The focus on technical changes reflects a growing sense among Dodd-Frank opponents that the measure’s repeal is all but dead.

“The election result means the idea of repealing Dodd- Frank is not going to happen,” said Phillip Swagel, a former Treasury assistant secretary in the administration of President George W. Bush and now an economics professor at the University of Maryland’s School of Public Policy. “With that discussion over, it should be more possible to make smaller changes.”

Mark Calabria, a former top Republican aide for the Senate Banking Committee who now directs financial regulation studies at the Cato Institute, said with Democrats’ gains in the election Republicans must “begrudgingly accept” Dodd-Frank and focus more on technical changes.

‘Gray Area’

“There’s certainly a gray area of what’s technical and what’s not and people will play that to their advantage,” Calabria said.

Dodd-Frank critics had hopes for a technical corrections bill even before law was signed by President Barack Obama. As the act was moving toward passage its Democratic authors, Senator Chris Dodd of Connecticut and Representative Barney Frank of Massachusetts, said there would be a future bill to make corrections. Dodd said any 2,000-page bill is bound to be followed by “a corrections bill that comes at some point,” and Frank said the next bill may go beyond “technical” fixes.

After the financial-overhaul law was enacted, Democrats and the administration attacked any effort amend the law. In May 2011, Treasury Secretary Timothy F. Geithner said “dark forces” are waging a “war of attrition” against Dodd-Frank.

Never Easy

The measure to limit how the consumer bureau shares confidential information it collects from banks is an example of the complications that await even bipartisan changes to Dodd- Frank.

Republican Senator Jim DeMint of South Carolina placed a “hold” or procedural block on the bill, which was endorsed by the consumer bureau, saying in July he would lift the obstacle in return for a vote to repeal all of Dodd-Frank.
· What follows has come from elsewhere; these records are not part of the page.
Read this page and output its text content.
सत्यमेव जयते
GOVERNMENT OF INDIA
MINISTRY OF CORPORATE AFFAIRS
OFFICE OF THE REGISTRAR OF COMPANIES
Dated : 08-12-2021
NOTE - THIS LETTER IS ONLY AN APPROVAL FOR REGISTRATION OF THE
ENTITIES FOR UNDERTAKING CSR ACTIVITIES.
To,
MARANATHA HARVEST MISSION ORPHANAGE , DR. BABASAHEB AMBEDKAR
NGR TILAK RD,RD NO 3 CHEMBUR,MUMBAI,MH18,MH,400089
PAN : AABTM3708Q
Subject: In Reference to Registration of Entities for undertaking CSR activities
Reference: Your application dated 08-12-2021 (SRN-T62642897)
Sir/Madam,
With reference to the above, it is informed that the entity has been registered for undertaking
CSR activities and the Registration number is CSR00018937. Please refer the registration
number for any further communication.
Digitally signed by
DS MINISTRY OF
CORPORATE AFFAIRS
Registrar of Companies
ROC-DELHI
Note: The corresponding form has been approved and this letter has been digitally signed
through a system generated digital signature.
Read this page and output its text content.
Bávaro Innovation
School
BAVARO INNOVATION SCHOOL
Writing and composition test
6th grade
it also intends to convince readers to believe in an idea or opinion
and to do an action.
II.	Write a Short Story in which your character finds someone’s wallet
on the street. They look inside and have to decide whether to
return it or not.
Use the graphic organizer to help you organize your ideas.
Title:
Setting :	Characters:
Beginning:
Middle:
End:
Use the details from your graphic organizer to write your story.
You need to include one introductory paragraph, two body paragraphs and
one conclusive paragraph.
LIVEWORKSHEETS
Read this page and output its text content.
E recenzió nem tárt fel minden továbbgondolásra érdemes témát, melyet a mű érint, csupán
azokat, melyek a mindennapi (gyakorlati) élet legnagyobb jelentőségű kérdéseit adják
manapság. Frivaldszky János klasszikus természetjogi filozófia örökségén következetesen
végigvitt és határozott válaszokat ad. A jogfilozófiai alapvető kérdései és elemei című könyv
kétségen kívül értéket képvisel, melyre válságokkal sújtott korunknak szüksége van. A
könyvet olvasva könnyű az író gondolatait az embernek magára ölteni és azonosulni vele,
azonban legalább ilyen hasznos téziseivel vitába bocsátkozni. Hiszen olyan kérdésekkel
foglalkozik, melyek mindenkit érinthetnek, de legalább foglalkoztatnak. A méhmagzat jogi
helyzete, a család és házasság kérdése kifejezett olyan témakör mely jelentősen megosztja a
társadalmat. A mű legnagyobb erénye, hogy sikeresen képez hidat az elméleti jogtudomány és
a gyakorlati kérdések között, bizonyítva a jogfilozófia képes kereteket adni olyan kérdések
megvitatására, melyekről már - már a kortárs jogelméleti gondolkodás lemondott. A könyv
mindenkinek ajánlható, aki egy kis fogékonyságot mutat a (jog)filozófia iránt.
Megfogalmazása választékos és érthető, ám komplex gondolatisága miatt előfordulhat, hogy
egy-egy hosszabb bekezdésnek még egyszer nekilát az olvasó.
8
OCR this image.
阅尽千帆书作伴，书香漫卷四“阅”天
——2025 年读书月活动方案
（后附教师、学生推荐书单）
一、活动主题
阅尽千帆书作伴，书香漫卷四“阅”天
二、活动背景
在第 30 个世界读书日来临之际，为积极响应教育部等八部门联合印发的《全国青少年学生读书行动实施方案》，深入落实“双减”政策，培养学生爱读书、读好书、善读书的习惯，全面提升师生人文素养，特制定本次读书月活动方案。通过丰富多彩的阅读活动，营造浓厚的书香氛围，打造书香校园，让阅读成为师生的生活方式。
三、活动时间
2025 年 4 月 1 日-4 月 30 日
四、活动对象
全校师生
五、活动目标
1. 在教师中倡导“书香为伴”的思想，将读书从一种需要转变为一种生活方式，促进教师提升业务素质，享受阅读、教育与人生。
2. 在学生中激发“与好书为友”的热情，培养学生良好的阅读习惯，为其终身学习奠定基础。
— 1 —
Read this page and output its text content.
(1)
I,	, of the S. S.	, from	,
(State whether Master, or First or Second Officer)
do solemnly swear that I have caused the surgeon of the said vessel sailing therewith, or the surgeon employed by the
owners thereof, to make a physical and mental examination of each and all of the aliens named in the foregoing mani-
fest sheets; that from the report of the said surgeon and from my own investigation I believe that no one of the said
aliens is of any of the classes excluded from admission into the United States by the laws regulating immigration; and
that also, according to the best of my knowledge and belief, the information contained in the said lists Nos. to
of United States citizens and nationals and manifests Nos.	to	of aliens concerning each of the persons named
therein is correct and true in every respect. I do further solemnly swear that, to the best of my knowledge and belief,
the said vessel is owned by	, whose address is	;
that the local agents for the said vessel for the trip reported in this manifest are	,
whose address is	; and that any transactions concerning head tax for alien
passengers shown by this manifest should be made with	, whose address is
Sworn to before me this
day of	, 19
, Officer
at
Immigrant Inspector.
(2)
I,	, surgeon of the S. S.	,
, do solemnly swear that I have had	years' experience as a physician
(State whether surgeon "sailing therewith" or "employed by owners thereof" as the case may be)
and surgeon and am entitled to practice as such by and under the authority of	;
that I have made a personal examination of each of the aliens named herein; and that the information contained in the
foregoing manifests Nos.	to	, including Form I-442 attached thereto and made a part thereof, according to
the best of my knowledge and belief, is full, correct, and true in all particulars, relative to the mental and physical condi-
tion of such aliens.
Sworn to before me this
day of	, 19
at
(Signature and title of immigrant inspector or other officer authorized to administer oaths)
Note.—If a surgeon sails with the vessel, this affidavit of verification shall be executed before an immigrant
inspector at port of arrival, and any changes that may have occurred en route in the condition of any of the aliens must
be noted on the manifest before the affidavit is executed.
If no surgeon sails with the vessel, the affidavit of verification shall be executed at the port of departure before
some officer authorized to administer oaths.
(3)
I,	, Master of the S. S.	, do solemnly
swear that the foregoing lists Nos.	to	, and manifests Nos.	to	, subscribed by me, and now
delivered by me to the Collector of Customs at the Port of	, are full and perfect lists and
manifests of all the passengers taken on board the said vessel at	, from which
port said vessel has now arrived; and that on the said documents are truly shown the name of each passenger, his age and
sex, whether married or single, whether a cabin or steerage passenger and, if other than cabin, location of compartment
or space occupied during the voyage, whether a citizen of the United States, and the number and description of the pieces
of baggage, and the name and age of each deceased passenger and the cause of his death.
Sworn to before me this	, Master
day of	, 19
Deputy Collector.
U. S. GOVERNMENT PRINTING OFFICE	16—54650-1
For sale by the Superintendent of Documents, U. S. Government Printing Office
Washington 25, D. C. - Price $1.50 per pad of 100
DeMint, who is leaving the Senate at the end of the year to become president of the Heritage Foundation, told Politico last week that he would remove his “hold” without the repeal vote in light of the election results. Now, with DeMint leaving the Senate, it is unclear whether he will stop blocking the bill, clearing it for a quick vote. Wesley Denton, a spokesman for DeMint, has not returned repeated calls and e-mails for comment on the hold.